I was relieved that, unlike Monday’s Panorama, he didn’t go over the top and cherry pick very rare examples of classroom violence and claim it was the normal everyday experience for British students. In fact, he just bluntly stated the facts, and then expressed a wish to do something for kids, as he wished someone had done for him.

These kids were fantastic people. They didn’t need, or appreciate, anyone lecturing them with what their problems were (as David Starkey discovered). Quite the opposite – they could recite their problems to each other, and were totally self-aware. What we heard were endless stories of lack of respect, lack of discipline for them leading to lack of self-discipline, and a terrible lack of aspiration, hope, and engagement.

They were given amazing people to learn from, but none of them were teachers. What you saw were fairly unruly kids being engaged but not self-disciplined. It clearly showed how these celebrity teachers lacked the understanding of classroom management, planning, and psychology, but that they did their best with genuine enthusiasm, respect (in most cases), and fantastic resources.

Of course, the average teacher has more than one hour of lessons per week. They have one twentieth of the time to reflect on each lesson, adjust their plans for the next, and recoup their energy. They have more paperwork, more assessment, massively prescribed curriculums that ensure they rarely get to follow the students’ own interests, and far fewer resources to work with.

This programme clearly shows what heroes teachers are, day in, day out. Resilient professionals, caring and engaging, raising aspirations. When David Starkey got angry and disappointed he lashed out at students, blamed others, and expected someone else to fix it. As a real teacher you just can’t do that. You have to take it all, work tirelessly to raise standards, with every child, every day.

Jamie’s Dream School has inspired me to keep challenging and engaging my students, to keep reminding them how much potential they have, and to be disciplined with them so that they can learn to discipline themselves. It’s given me a stark reminder that belittling students achieves nothing, and that they will only respond well to people who believe in them.

I look forward to the rest of the series. Well done Jamie.

PS A mini quote from me, on this subject, was published in The Guardian on Tuesday 8th March.

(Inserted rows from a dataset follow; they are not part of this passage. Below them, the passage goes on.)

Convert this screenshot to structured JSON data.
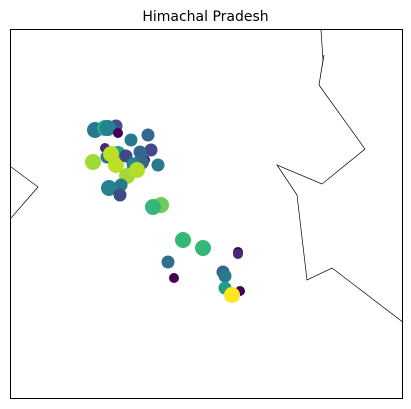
{
  "map": {
    "title": "Himachal Pradesh",
    "border_color": "#000000",
    "points": [
      {
        "color": "#2a788e",
        "size": "large"
      },
      {
        "color": "#22a884",
        "size": "large"
      },
      {
        "color": "#3b528b",
        "size": "medium"
      },
      {
        "color": "#26828e",
        "size": "large"
      },
      {
        "color": "#440154",
        "size": "small"
      },
      {
        "color": "#31688e",
        "size": "medium"
      },
      {
        "color": "#2a788e",
        "size": "medium"
      },
      {
        "color": "#3e4a89",
        "size": "medium"
      },
      {
        "color": "#482878",
        "size": "small"
      },
      {
        "color": "#440154",
        "size": "small"
      },
      {
        "color": "#31688e",
        "size": "medium"
      },
      {
        "color": "#1f9e89",
        "size": "large"
      },
      {
        "color": "#2a788e",
        "size": "medium"
      },
      {
        "color": "#bddf26",
        "size": "large"
      },
      {
        "color": "#a0da39",
        "size": "large"
      },
      {
        "color": "#bddf26",
        "size": "large"
      },
      {
        "color": "#3e4a89",
        "size": "medium"
      },
      {
        "color": "#2a788e",
        "size": "large"
      },
      {
        "color": "#440154",
        "size": "small"
      },
      {
        "color": "#31688e",
        "size": "large"
      },
      {
        "color": "#26828e",
        "size": "medium"
      },
      {
        "color": "#a0da39",
        "size": "large"
      },
      {
        "color": "#b5de2b",
        "size": "large"
      },
      {
        "color": "#2a788e",
        "size": "medium"
      },
      {
        "color": "#26828e",
        "size": "large"
      },
      {
        "color": "#3e4a89",
        "size": "medium"
      },
      {
        "color": "#2a788e",
        "size": "medium"
      },
      {
        "color": "#6ccd5a",
        "size": "large"
      },
      {
        "color": "#35b779",
        "size": "large"
      },
      {
        "color": "#2e6f8e",
        "size": "medium"
      },
      {
        "color": "#35b779",
        "size": "large"
      },
      {
        "color": "#35b779",
        "size": "large"
      },
      {
        "color": "#440154",
        "size": "small"
      },
      {
        "color": "#31688e",
        "size": "medium"
      },
      {
        "color": "#482878",
        "size": "small"
      },
      {
        "color": "#440154",
        "size": "small"
      },
      {
        "color": "#2a788e",
        "size": "medium"
      },
      {
        "color": "#1f9e89",
        "size": "medium"
      },
      {
        "color": "#440154",
        "size": "small"
      },
      {
        "color": "#fde725",
        "size": "large"
      }
    ]
  }
}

One Reply to “Jamie’s Dream School”

  1. I agree with what you say. I watched the show with great interest and as a former secondary teacher I tried to simply observe what was in front of me and try to figure out what was going right and what was going wrong. It goes to show that no matter how eminent a person is in their field, communication is key in the imparting of knowledge, but that has to be coupled with good psychology. Clearly, Starkey failed and fell on his own sword with the ‘fat’remark. Shame on him, damn shame. I felt sorry for Rolf Harris. A nice guy with the best intentions. Why he didn’t succeed, I think, is that he got the kids to put a brush in their hand, something which I am sure they have done before so there was no novelty in it for them. Sadly, these kids needed something more radical. The scientist who brought the rats in had the right idea. It was radical and got the kids DOING rather than LISTENING to someone else doing. Sadly he went a little over the top with the pig and they all got sick, but he did succeed to an extent. What these kids need is a reward of some sorts either intrinsic or extrinsic. Video games give them this and that is why these games succeed. It is the challenge for teachers to try and replicate the sense of achievement found in games. In the 21st century that is what teachers are vying with for attention. So, your comments about teachers being heroes is entirely deserved. To succeed, when faced with students like those on the programme, is truly heroic.

    I will continue to watch the series with interest. I hope it shows parents the almost insurmountable challenges faced in being a teacher and teach those who should know better (take note Mr. Starkey) how not to view education. I hope the kids learn something themselves too.